Kim Gwi Ran, Cho Soo-Na, Kim Hyung-Seok, Yu Seon Young, Choi Sin Young, Ryu Yuhee, Lin Ming Quan, Jin Li, Kee Hae Jin, Jeong Myung Ho
aHeart Research Center of Chonnam National University Hospital bDepartment of Forensic Medicine, Chonnam National University Medical School, Gwangju, Republic of Korea cJilin Hospital Affiliated with Jilin University, Jilin, China *Gwi Ran Kim, Soo-Na Cho, and Hyung-Seok Kim contributed equally to the writing of this article.
J Hypertens. 2016 Nov;34(11):2206-19. doi: 10.1097/HJH.0000000000001081.
Histone deacetylase (HDAC) inhibitors have been reported to improve essential and secondary hypertension. However, the specific HDAC that might serve as a therapeutic target and the associated upstream and downstream molecules involved in regulating hypertension remain unknown. Our study was aimed at investigating whether a selective inhibitor of class II HDAC (MC1568) modulates hypertension, elucidating the underlying mechanism.

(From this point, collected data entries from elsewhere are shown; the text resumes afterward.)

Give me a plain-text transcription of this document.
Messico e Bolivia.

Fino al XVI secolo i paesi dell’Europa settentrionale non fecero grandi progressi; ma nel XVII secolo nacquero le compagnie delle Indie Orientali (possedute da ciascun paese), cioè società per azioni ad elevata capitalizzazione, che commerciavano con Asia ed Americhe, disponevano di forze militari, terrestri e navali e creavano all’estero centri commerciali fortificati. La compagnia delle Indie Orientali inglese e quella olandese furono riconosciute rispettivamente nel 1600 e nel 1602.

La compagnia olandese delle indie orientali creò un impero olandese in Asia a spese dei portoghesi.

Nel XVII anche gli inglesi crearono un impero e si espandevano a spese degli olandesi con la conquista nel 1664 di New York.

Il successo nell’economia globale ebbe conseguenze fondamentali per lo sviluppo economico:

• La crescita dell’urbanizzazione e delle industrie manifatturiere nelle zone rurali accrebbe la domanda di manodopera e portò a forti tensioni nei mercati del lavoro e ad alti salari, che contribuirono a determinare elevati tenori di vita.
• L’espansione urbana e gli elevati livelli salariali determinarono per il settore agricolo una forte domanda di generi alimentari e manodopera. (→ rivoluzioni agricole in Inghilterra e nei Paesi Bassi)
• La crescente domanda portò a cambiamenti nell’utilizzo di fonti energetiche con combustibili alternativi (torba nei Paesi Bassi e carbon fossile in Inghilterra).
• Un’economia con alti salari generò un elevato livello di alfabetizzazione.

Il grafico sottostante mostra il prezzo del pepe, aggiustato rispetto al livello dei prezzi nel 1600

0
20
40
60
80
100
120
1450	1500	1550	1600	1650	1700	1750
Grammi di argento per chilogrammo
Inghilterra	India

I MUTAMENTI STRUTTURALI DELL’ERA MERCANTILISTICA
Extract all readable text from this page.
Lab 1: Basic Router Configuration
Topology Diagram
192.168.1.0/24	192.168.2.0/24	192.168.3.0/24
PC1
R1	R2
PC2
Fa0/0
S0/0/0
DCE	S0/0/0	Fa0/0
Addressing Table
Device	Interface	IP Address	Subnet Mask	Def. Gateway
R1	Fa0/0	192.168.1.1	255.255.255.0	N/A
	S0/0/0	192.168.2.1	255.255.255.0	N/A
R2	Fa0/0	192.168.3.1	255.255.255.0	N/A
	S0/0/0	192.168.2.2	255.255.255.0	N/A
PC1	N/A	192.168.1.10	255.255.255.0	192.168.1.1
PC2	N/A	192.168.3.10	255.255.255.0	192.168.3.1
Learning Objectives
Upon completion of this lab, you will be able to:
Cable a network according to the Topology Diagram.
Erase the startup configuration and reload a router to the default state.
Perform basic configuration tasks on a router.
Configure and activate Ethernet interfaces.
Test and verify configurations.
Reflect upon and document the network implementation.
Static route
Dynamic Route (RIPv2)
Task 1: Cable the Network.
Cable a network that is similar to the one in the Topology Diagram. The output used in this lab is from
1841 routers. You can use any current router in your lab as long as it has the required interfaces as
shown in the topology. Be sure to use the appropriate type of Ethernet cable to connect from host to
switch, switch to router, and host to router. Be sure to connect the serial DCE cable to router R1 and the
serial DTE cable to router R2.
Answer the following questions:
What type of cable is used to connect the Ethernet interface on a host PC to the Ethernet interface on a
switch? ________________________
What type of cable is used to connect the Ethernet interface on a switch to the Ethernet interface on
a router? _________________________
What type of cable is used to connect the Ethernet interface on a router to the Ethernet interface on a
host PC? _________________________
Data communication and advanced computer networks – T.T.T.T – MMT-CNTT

Hypertension was established by administering angiotensin II (Ang II) to mice before treatment with MC1568. SBP was measured.
Treatment with MC1568 reduced elevated SBP; attenuated arterial remodeling in the kidney's small arteries and thoracic aorta; and inhibited cell cycle regulatory gene expression, vascular smooth muscle cell (VSMC) proliferation, DNA synthesis, and VSMC hypertrophy in vivo and in vitro. Ang II enhanced the expression of phosphorylated HDAC4 and GATA-binding factor 6 (GATA6) proteins, which were specifically localized in the cytoplasm of cells in the arteries of kidneys and in aortas. Forced expression and knockdown of HDAC4 increased and decreased, respectively, the proliferation and expression of cell cycle genes in VSMCs. GATA6, a newly described binding partner of HDAC4, markedly enhanced the size and number of VSMCs. Calcium/calmodulin-dependent kinase IIα (CaMKIIα), but not HDAC4, translocated from the nucleus to the cytoplasm in response to Ang II. CaMKIIα and protein kinase D1 were associated with VSMC hypertrophy and hyperplasia via direct interaction with HDAC4. MC1568 treatment weakened the association between HDAC4 and CaMKIIα.
These results suggest that class II HDAC inhibition attenuates hypertension by negatively regulating VSMC hypertrophy and hyperplasia via the CaMKIIα/protein kinase D1/HDAC4/GATA6 pathway.
据报道,组蛋白去乙酰化酶(HDAC)抑制剂可改善原发性和继发性高血压。然而,可能作为治疗靶点的特定HDAC以及参与调节高血压的相关上游和下游分子仍不清楚。我们的研究旨在调查II类HDAC的选择性抑制剂(MC1568)是否能调节高血压,并阐明其潜在机制。
在用MC1568治疗前,通过给小鼠注射血管紧张素II(Ang II)来建立高血压模型。测量收缩压(SBP)。
MC1568治疗可降低升高的SBP;减轻肾小动脉和胸主动脉的动脉重塑;并在体内和体外抑制细胞周期调节基因表达、血管平滑肌细胞(VSMC)增殖、DNA合成及VSMC肥大。Ang II增强了磷酸化HDAC4和GATA结合因子6(GATA6)蛋白的表达,它们特异性定位于肾动脉和主动脉细胞的细胞质中。HDAC4的过表达和敲低分别增加和减少了VSMC中细胞周期基因的增殖和表达。GATA6是新发现的HDAC4结合伴侣,显著增加了VSMC的大小和数量。钙/钙调蛋白依赖性激酶IIα(CaMKIIα)而非HDAC4,在Ang II作用下从细胞核转位至细胞质。CaMKIIα和蛋白激酶D1通过与HDAC4直接相互作用,与VSMC肥大和增生相关。MC1568治疗减弱了HDAC4与CaMKIIα之间的关联。
这些结果表明,II类HDAC抑制通过CaMKIIα/蛋白激酶D1/HDAC4/GATA6途径负向调节VSMC肥大和增生,从而减轻高血压。